Figure 6. In vivo dispersion assay of S. aureus mature biofilms formed on catheters

1. A

   Schematic representation of the experimental procedure. Catheters pre‐colonized with S. aureus were allowed to form biofilms in an in vivo context by subcutaneous implantation in mice. 24 h post‐implantation mice were treated with a single subcutaneous injection of different mycoplasma strains and the effectiveness of each treatment was followed by positron tomography with [¹⁸F]‐FDG‐MicroPET.

2. B

   Representative images of longitudinal slices of [¹⁸F]‐FDG‐MicroPET uptake in mice carrying implanted catheters (red arrows) at day 1 or day 4 of the treatments. Micro‐PET images have been superimposed with CT‐3D images used as anatomical reference. Brain location is highlighted (b).

3. C, D

   Plots showing the SUV60 variation (%) between day 1 and day 4 of the different treatments. Each circle represents the SUV60 variation obtained for individual animals (n ≥ 4), whereas mean ± SD is represented with lines inside each group. Data below the dotted lines indicate that the SUV 60 values decreased at D4 post‐treatment. Results from one‐sided ANOVA followed by Fisher’s PLSD test are shown. *P≤ 0.05; **P ≤ 0.005; ***P ≤ 0.0005.

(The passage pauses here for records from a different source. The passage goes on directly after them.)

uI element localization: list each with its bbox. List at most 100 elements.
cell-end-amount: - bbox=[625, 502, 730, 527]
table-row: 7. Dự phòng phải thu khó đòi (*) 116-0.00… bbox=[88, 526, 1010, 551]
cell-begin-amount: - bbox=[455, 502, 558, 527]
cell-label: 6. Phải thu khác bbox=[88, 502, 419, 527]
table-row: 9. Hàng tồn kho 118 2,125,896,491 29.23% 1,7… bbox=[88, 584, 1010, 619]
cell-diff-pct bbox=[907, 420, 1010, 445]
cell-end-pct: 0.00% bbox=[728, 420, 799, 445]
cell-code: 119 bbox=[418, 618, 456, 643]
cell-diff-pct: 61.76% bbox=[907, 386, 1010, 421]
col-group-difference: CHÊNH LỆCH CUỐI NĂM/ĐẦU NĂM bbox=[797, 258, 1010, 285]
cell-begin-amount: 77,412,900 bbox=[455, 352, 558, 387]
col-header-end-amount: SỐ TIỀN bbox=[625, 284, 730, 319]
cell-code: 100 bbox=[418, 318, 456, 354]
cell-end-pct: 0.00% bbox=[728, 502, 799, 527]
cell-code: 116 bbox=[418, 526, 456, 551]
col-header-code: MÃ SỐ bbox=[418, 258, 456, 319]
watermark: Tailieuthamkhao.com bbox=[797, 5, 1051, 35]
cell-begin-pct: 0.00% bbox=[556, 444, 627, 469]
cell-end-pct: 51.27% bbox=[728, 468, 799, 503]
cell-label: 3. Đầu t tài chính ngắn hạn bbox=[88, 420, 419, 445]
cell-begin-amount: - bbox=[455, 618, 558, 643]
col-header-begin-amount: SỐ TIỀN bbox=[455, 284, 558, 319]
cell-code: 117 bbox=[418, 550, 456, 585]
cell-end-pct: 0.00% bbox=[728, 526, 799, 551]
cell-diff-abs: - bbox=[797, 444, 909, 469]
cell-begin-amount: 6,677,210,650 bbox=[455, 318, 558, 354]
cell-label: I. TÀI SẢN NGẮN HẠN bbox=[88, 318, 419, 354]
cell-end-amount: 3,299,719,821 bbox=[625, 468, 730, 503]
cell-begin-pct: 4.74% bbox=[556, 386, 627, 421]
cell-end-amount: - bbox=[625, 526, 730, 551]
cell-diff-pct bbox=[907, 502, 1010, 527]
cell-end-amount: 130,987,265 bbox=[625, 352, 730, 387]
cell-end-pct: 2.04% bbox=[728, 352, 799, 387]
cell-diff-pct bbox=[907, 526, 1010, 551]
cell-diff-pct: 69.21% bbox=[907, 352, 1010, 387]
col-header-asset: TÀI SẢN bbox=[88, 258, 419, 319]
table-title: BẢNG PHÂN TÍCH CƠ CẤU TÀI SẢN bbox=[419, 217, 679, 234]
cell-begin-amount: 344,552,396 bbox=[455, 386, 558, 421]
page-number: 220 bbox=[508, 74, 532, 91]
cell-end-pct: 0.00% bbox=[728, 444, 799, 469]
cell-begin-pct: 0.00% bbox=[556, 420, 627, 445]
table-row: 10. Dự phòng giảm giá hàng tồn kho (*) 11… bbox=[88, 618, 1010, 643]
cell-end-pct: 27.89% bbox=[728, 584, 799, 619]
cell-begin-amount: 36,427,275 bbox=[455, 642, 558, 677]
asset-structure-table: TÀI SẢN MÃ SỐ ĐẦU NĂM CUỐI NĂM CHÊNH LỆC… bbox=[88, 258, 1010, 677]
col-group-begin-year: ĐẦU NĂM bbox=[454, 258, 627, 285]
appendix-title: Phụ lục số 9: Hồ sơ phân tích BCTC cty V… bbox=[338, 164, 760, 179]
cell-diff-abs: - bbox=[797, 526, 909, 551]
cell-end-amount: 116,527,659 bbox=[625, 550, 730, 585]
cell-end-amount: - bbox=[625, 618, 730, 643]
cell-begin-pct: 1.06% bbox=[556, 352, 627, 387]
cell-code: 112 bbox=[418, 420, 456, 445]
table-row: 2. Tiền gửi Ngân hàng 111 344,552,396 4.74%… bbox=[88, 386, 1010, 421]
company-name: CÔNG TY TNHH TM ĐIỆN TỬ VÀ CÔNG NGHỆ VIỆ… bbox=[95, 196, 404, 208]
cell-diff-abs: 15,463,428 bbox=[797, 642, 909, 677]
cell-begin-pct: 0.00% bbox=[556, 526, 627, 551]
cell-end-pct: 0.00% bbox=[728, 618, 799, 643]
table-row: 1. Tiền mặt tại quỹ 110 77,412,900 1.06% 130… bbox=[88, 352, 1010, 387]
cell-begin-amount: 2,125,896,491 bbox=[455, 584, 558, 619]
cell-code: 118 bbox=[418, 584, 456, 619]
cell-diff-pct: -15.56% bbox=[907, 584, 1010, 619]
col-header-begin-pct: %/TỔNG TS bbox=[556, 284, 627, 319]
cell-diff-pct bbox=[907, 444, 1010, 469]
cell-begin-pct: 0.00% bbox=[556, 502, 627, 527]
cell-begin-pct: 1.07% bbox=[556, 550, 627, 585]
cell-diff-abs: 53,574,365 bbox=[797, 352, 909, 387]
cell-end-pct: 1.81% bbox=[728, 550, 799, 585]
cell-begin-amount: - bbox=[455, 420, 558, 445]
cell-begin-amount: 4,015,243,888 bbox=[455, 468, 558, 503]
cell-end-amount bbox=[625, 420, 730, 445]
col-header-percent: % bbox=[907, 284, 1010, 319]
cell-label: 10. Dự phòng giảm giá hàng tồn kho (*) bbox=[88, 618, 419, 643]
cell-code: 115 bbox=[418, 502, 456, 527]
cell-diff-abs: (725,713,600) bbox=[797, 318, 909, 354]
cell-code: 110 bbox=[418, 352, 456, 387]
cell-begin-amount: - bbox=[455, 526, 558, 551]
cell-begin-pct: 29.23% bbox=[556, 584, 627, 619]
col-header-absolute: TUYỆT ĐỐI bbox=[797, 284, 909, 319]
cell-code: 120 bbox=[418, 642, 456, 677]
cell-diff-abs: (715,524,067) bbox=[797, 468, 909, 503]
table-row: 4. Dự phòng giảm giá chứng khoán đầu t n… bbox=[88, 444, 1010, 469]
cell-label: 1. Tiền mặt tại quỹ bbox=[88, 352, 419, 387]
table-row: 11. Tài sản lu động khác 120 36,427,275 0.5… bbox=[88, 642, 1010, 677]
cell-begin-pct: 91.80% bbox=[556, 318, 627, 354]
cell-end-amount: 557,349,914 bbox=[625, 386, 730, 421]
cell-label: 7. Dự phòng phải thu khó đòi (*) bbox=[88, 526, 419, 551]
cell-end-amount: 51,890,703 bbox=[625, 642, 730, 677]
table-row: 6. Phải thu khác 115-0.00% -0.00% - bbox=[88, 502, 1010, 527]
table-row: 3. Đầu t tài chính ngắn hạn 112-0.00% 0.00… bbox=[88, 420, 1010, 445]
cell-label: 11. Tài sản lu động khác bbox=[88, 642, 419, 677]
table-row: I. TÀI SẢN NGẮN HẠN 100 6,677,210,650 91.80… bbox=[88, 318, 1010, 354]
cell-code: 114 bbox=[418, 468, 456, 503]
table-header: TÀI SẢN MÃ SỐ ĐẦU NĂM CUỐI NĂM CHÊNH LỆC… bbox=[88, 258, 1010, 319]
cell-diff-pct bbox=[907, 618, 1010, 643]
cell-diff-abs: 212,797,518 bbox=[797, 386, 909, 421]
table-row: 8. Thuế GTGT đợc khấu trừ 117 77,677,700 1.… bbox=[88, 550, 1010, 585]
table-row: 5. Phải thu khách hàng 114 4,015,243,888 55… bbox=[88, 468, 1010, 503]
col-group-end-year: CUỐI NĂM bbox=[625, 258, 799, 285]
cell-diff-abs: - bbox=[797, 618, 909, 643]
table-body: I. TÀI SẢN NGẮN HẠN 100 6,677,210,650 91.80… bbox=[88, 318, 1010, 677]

Figure EV5. Impact in S. aureus growth curves of lysostaphin production by M. pneumoniae driven by different promoter sequences

Plot showing a growth curve of S. aureus. After 6 h of growth, 20 µl of different treatments was added. Dotted lines represent treatments based on culture supernatants (n = 1) of different M. pneumoniae strains carrying the mpn142Opt‐Lysostaphin construct under control of the indicated promoter sequences. A treatment based on the supernatant of a culture of WT strain was added as control. Continuous lines represent treatments based on recombinant lysostaphin protein at the indicated concentrations in µg/µl.